Tu ne te souviendras pas de Sebastian Fitzek

On nous promet le remplacant d’Harlan Coben, un nouveau prodige allemand venant de Berlin. Connu grâce à son premier thriller Thérapie, Sebastian Fitzek récidive dans son quatrième ouvrage : Tu ne te souviendras pas. Alors, ce jeune auteur est-il vraiment à la hauteur de sa réputation ? C’est ce que j’ai voulu savoir à l’occasion de la sortie en poche de son dernier opus.

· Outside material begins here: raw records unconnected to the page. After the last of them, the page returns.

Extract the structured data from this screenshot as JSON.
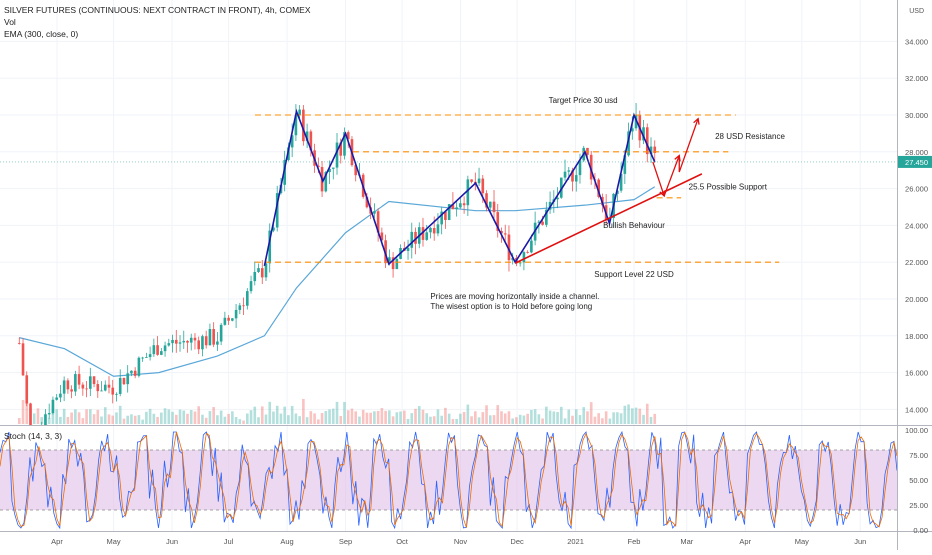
{
  "header": {
    "symbol_line": "SILVER FUTURES (CONTINUOUS: NEXT CONTRACT IN FRONT), 4h, COMEX",
    "vol_label": "Vol",
    "ema_label": "EMA (300, close, 0)",
    "currency": "USD"
  },
  "price_axis": {
    "ticks": [
      "34.000",
      "32.000",
      "30.000",
      "28.000",
      "26.000",
      "24.000",
      "22.000",
      "20.000",
      "18.000",
      "16.000",
      "14.000"
    ],
    "last_price": "27.450"
  },
  "time_axis": {
    "ticks": [
      "Apr",
      "May",
      "Jun",
      "Jul",
      "Aug",
      "Sep",
      "Oct",
      "Nov",
      "Dec",
      "2021",
      "Feb",
      "Mar",
      "Apr",
      "May",
      "Jun"
    ]
  },
  "annotations": {
    "target": "Target Price 30 usd",
    "resistance": "28 USD Resistance",
    "support_255": "25.5 Possible Support",
    "bullish": "Bullish Behaviour",
    "support_22": "Support Level 22 USD",
    "note_line1": "Prices are moving horizontally inside a channel.",
    "note_line2": "The wisest option is to Hold before going long"
  },
  "stoch": {
    "label": "Stoch (14, 3, 3)",
    "ticks": [
      "100.00",
      "75.00",
      "50.00",
      "25.00",
      "0.00"
    ],
    "band": [
      20,
      80
    ],
    "colors": {
      "k": "#2962ff",
      "d": "#ef6c00",
      "band": "#e1bee7"
    }
  },
  "colors": {
    "up": "#26a69a",
    "down": "#ef5350",
    "ema": "#5aa7d8",
    "pattern": "#1a1aa8",
    "trend": "#e01010",
    "levels": "#ff8c00",
    "price_label": "#26a69a"
  },
  "chart_data": {
    "type": "line",
    "title": "SILVER FUTURES (CONTINUOUS: NEXT CONTRACT IN FRONT), 4h, COMEX",
    "ylabel": "USD",
    "ylim": [
      13.4,
      35.2
    ],
    "grid": true,
    "price_path": [
      {
        "x": "2020-03-12",
        "y": 17.6
      },
      {
        "x": "2020-03-18",
        "y": 12.5
      },
      {
        "x": "2020-04-05",
        "y": 15.5
      },
      {
        "x": "2020-05-01",
        "y": 15.2
      },
      {
        "x": "2020-05-25",
        "y": 17.5
      },
      {
        "x": "2020-06-25",
        "y": 17.9
      },
      {
        "x": "2020-07-20",
        "y": 21.8
      },
      {
        "x": "2020-08-06",
        "y": 30.2
      },
      {
        "x": "2020-08-20",
        "y": 26.4
      },
      {
        "x": "2020-09-01",
        "y": 29.0
      },
      {
        "x": "2020-09-24",
        "y": 21.9
      },
      {
        "x": "2020-11-09",
        "y": 26.3
      },
      {
        "x": "2020-11-30",
        "y": 22.0
      },
      {
        "x": "2021-01-06",
        "y": 28.0
      },
      {
        "x": "2021-01-19",
        "y": 24.1
      },
      {
        "x": "2021-02-01",
        "y": 30.0
      },
      {
        "x": "2021-02-12",
        "y": 27.45
      }
    ],
    "series": [
      {
        "name": "EMA (300, close, 0)",
        "points": [
          {
            "x": "2020-03-12",
            "y": 17.9
          },
          {
            "x": "2020-04-05",
            "y": 17.3
          },
          {
            "x": "2020-05-01",
            "y": 15.8
          },
          {
            "x": "2020-05-25",
            "y": 16.0
          },
          {
            "x": "2020-06-25",
            "y": 16.9
          },
          {
            "x": "2020-07-20",
            "y": 18.0
          },
          {
            "x": "2020-08-06",
            "y": 20.6
          },
          {
            "x": "2020-09-01",
            "y": 23.6
          },
          {
            "x": "2020-09-24",
            "y": 25.3
          },
          {
            "x": "2020-11-09",
            "y": 24.8
          },
          {
            "x": "2020-11-30",
            "y": 24.8
          },
          {
            "x": "2021-01-06",
            "y": 25.1
          },
          {
            "x": "2021-02-01",
            "y": 25.4
          },
          {
            "x": "2021-02-12",
            "y": 26.1
          }
        ]
      }
    ],
    "levels": [
      {
        "name": "Target Price 30 usd",
        "y": 30.0
      },
      {
        "name": "28 USD Resistance",
        "y": 28.0
      },
      {
        "name": "25.5 Possible Support",
        "y": 25.5
      },
      {
        "name": "Support Level 22 USD",
        "y": 22.0
      }
    ]
  }
}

Tu ne te souviendras pas, ça commence par une incompréhension : Simon, 10 ans, cancéreux et pupille de l’Etat, déclare avoir commis un meurtre il y a 15 ans. Tout commence grâce à / à cause de Carina, une infirmière prise d’affection pour le jeune garçon. Voulant lui montrer que la mort ne signifie pas la fin de l’âme, elle lui offre une régression, c’est-à-dire la possibilité d’entrevoir nos vies antérieures grâce à l’hypnose. Sur le moment, rien ne se passe, mais par la suite, Simon voit l’image de sept meurtres qu’il aurait perpétrés avant sa naissance ! Ayant un sens aigu da la justice, il demande à Carina de lui trouver un avocat car il souhaite se constituer prisonnier. C’est ainsi que Robert Stern, célèbre avocat berlinois, se retrouve au beau milieu d’une zone en friche, auprès de son ex-petite-amie, d’un gamin enlevé de l’hôpital. L’histoire pourrait s’arrêter là quand Stern découvre à l’endroit désigné par l’enfant le cadavre, tué à la hâche, comme l’a décrit Simon. Tout est alors remis en cause. Peut-on vivre plusieurs vies ?

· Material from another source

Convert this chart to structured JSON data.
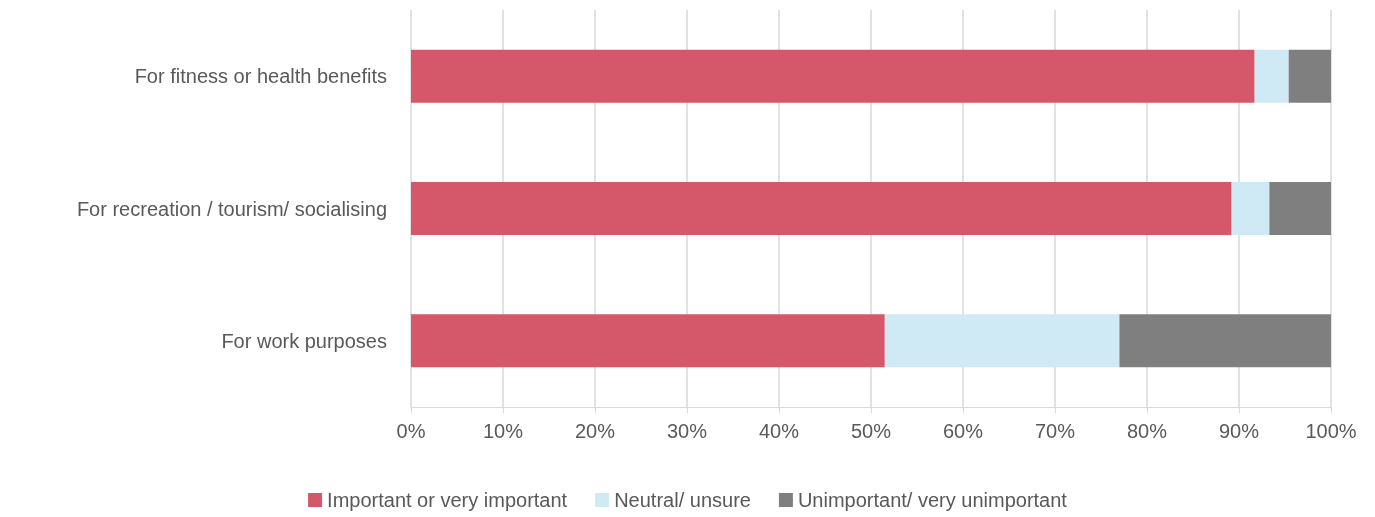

Le lendemain, Stern, reçoit un DVD. Sur celui-ci figure l’image de son fils Felix 10 ans plus tôt, bébé à la maternité. Sauf que la caméra filme le moment exact où ce bébé s’arrête de respirer : la mort subite du nourrisson a frappé. Anéanti par ces images, l’avocat se demande bien la signification de ce disque quand soudain apparait à l’écran, un garçon torse nu devant son gâteau d’anniversaire sur lequel trônent 10 bougies et, hasard étrange, celui-ci porte exactement la même tache de vin sur l’épaule qu’avait Félix. Une voix s’élève du téléviseur : « croyez-vous à la réincarnation, Mr Stern ? » Cette dernière lui propose un compromis : elle lui révèlera l’adresse du jeune garçon qui figure sur la vidéo si l’avocat trouve le coupable des meurtres découverts par Simon. Il n’a que quelques heures pour ça et ne doit surtout pas contacter la police.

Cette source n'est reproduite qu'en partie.